Netrc Authorization¶
In order to download uavsar images you will need a netrc file that contains your earthdata username and password. If you need to register for a NASA earthdata account use this link. A netrc file is a hidden file, it won’t appear in the your file explorer, that is in your home directory and that programs can access to get the appropriate usernames and passwords. While you’ll have already done this for the Hackweek virtual machines, uavsar_pytools
has a tool to create this netrc file on a local computer. You only need to create this file once and then it should be permanently stored on your computer.
# ## Creating .netrc file with Earthdata login information
# from uavsar_pytools.uavsar_tools import create_netrc
# # This will prompt you for your username and password and save this
# # information into a .netrc file in your home directory. You only need to run
# # this command once per computer. Then it will be saved.
# create_netrc()
Downloading and converting a single UAVSAR interferogram scene¶
You can find urls for UAVSAR images at the ASF vertex website. Make sure to change the platform to UAVSAR and you may also want to filter to ground projected interferograms.
try:
from uavsar_pytools import UavsarScene
except ModuleNotFoundError:
print('Install uavsar_pytools with `pip install uavsar_pytools`')
## This is the directory you want to download and convert the images in.
work_dir = '/tmp/uavsar_data'
## This is a url you want to download. Can be obtained from vertex
url = 'https://datapool.asf.alaska.edu/INTERFEROMETRY_GRD/UA/\
lowman_23205_21009-004_21012-000_0007d_s01_L090_01_int_grd.zip'
## clean = True will delete the binary and zip files leaving only the tiffs
scene = UavsarScene(url = url, work_dir=work_dir, clean= True)

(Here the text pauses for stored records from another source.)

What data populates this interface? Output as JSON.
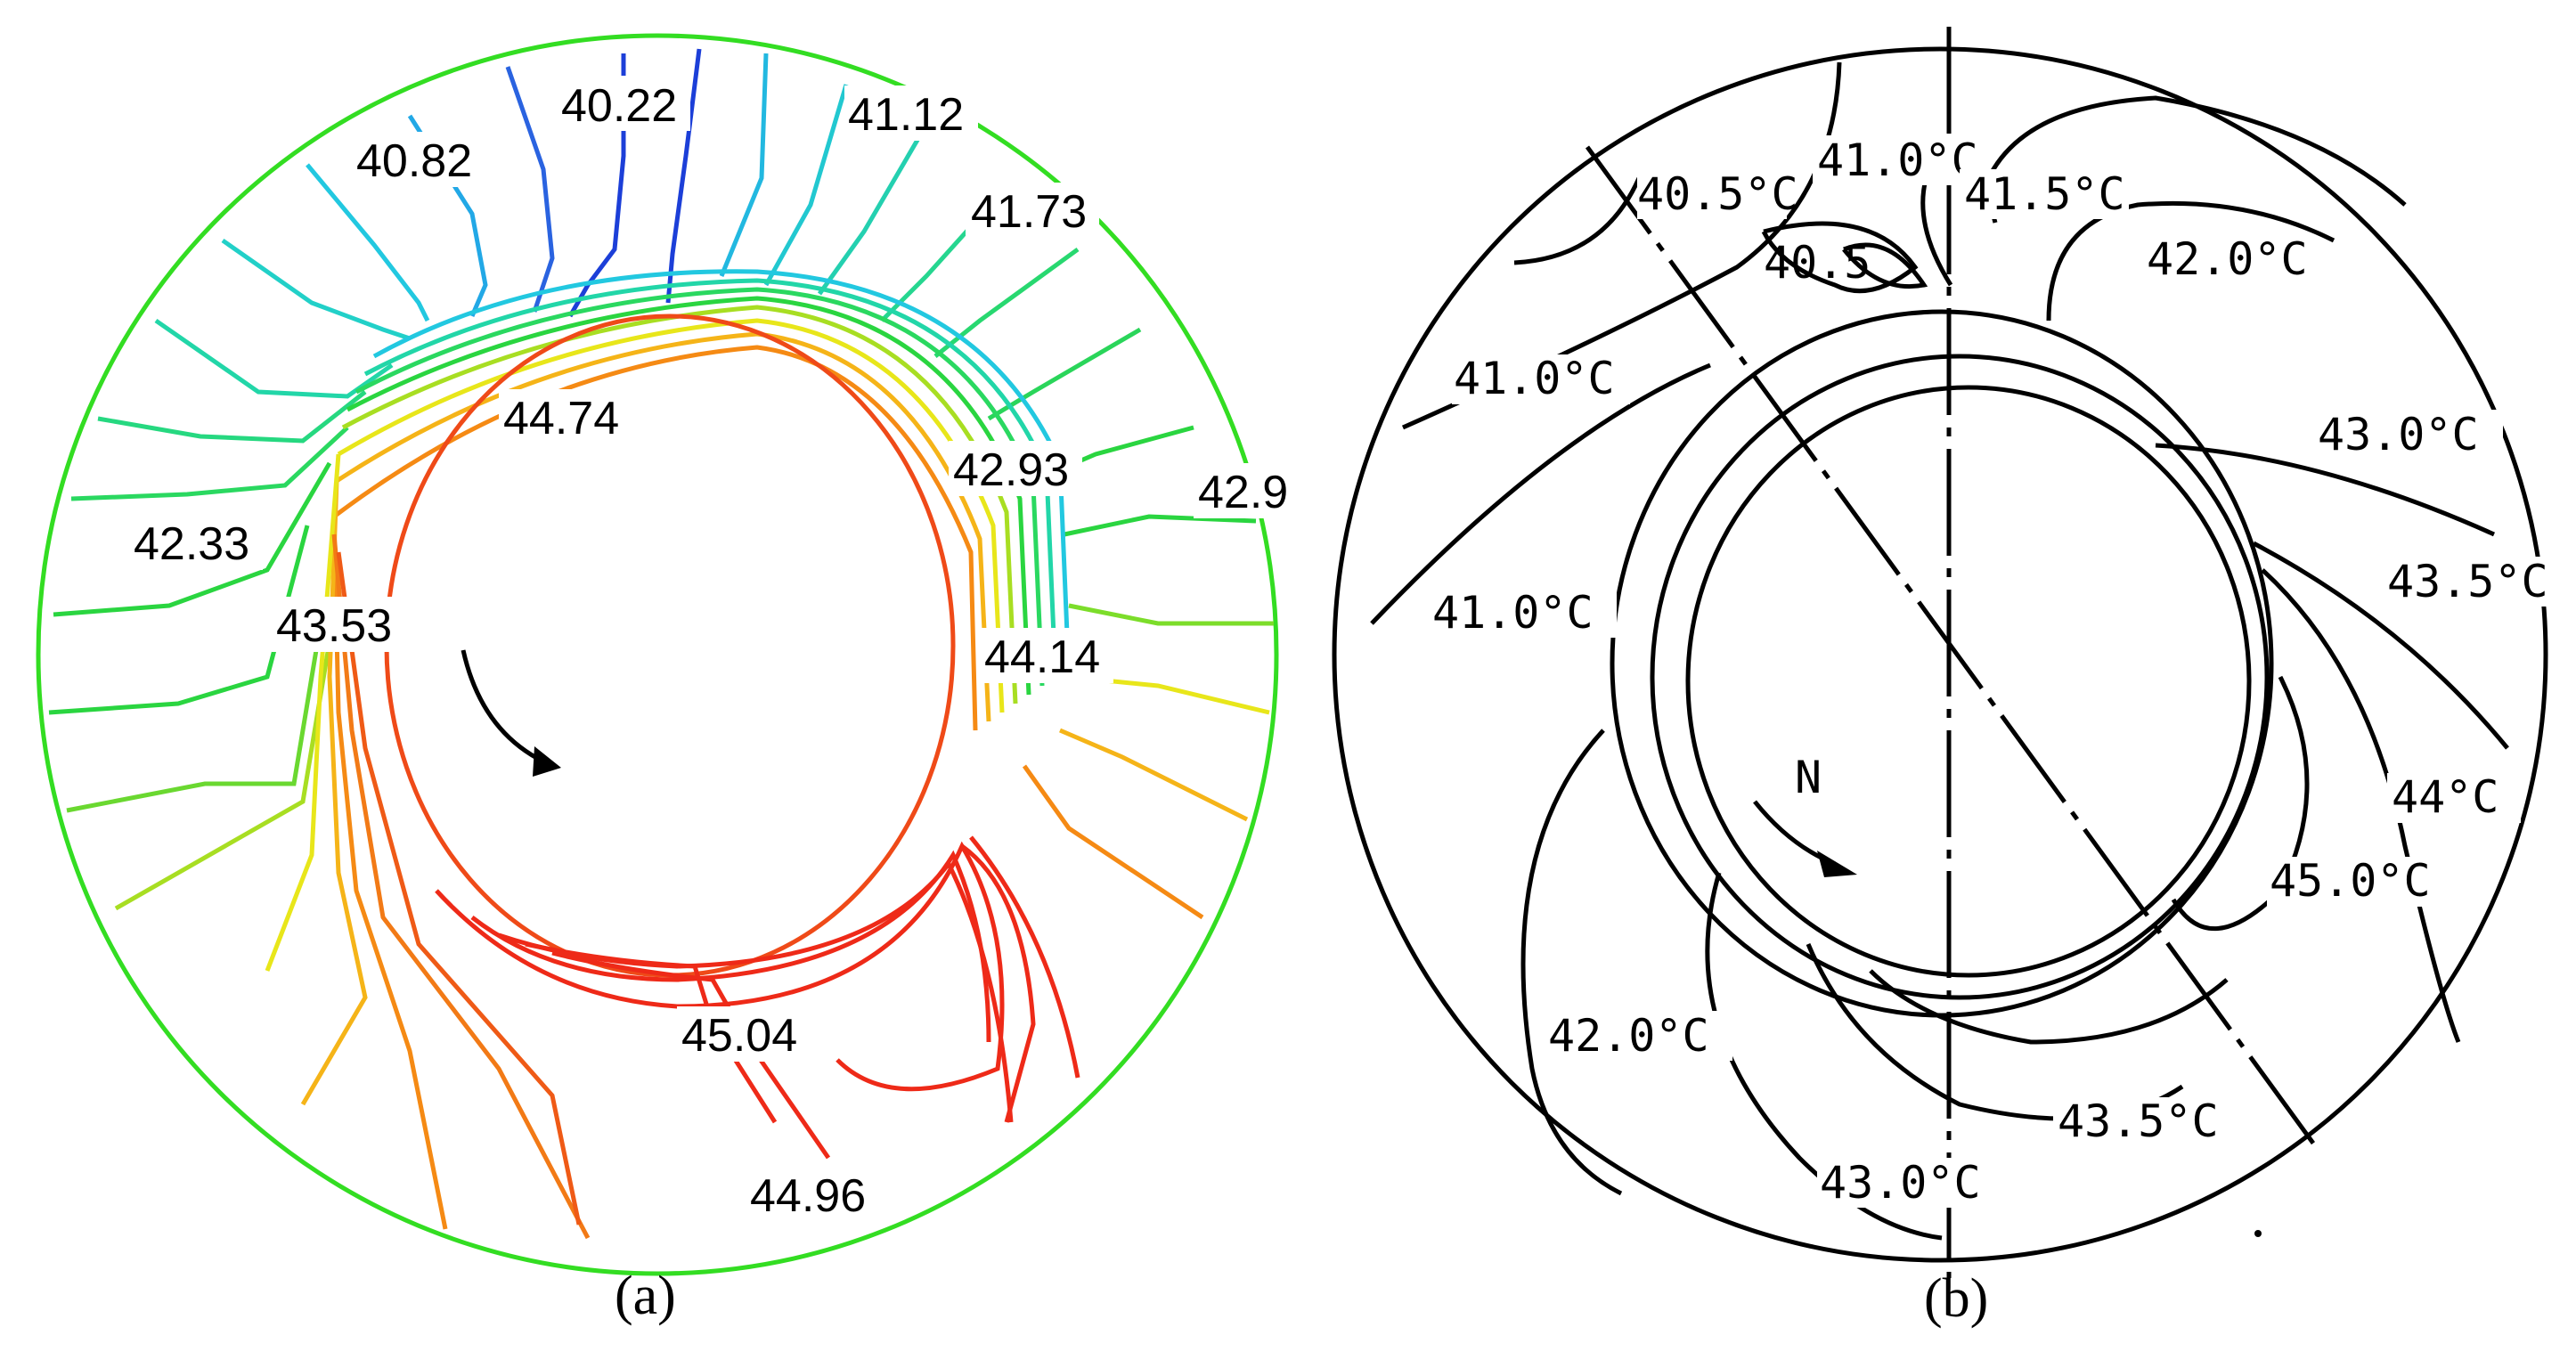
{
  "panel_a": {
    "caption": "(a)",
    "labels": [
      "40.22",
      "40.82",
      "41.12",
      "41.73",
      "44.74",
      "42.93",
      "42.9",
      "42.33",
      "43.53",
      "44.14",
      "45.04",
      "44.96"
    ],
    "colors": {
      "boundary": "#33dd22",
      "blue": "#1c3fd8",
      "cyan": "#22c8e0",
      "green": "#2ad540",
      "yellow": "#e8e61a",
      "orange": "#f58a14",
      "red": "#ee2a18",
      "arrow": "#000000"
    }
  },
  "panel_b": {
    "caption": "(b)",
    "labels": [
      "40.5°C",
      "41.0°C",
      "41.5°C",
      "42.0°C",
      "40.5",
      "41.0°C",
      "43.0°C",
      "43.5°C",
      "41.0°C",
      "44°C",
      "45.0°C",
      "N",
      "42.0°C",
      "43.5°C",
      "43.0°C"
    ]
  }
}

## After running url_to_tiffs() you will download the zip file, unzip the binary
## files, and convert them to geotiffs in the directory with the scene name in
## the work directory. It also generate a .csv pandas dictionary of metadata.
# scene.url_to_tiffs()
Downloading and converting a full UAVSAR collection¶
If you want to download and convert an entire Uavsar collection for a larger analysis you can use UavsarCollection
. The collection names for the SnowEx campaign are listed in the table in the introduction. The UavsarCollection
can download either InSAR pairs and PolSAR images.
from uavsar_pytools import UavsarCollection
## Collection name, the SnowEx Collection names are listed above. These are case
## and space sensitive.
collection_name = 'Grand Mesa, CO'
## Directory to save collection into. This will be filled with directory with
## scene names and tiffs inside of them.
out_dir = '/tmp/collection_ex/'
## This is optional, but you will generally want to at least limit the date
## range between 2019 and today.
date_range = ('2019-11-01', 'today')
# Keywords: to download incidence angles with each image use `inc = True`
# For only certain pols use `pols = ['VV','HV']`
collection = UavsarCollection(collection = collection_name, work_dir = out_dir, dates = date_range)
## You can use this to check how many image pairs have at least one image in
## the date range.
#collection.find_urls()
## When you are ready to download all the images run:
# collection.collection_to_tiffs()
## This will take a long time and a lot of space, ~1-5 gB and 10 minutes per
## image pair depending on which scene, so run it if you have the space and time.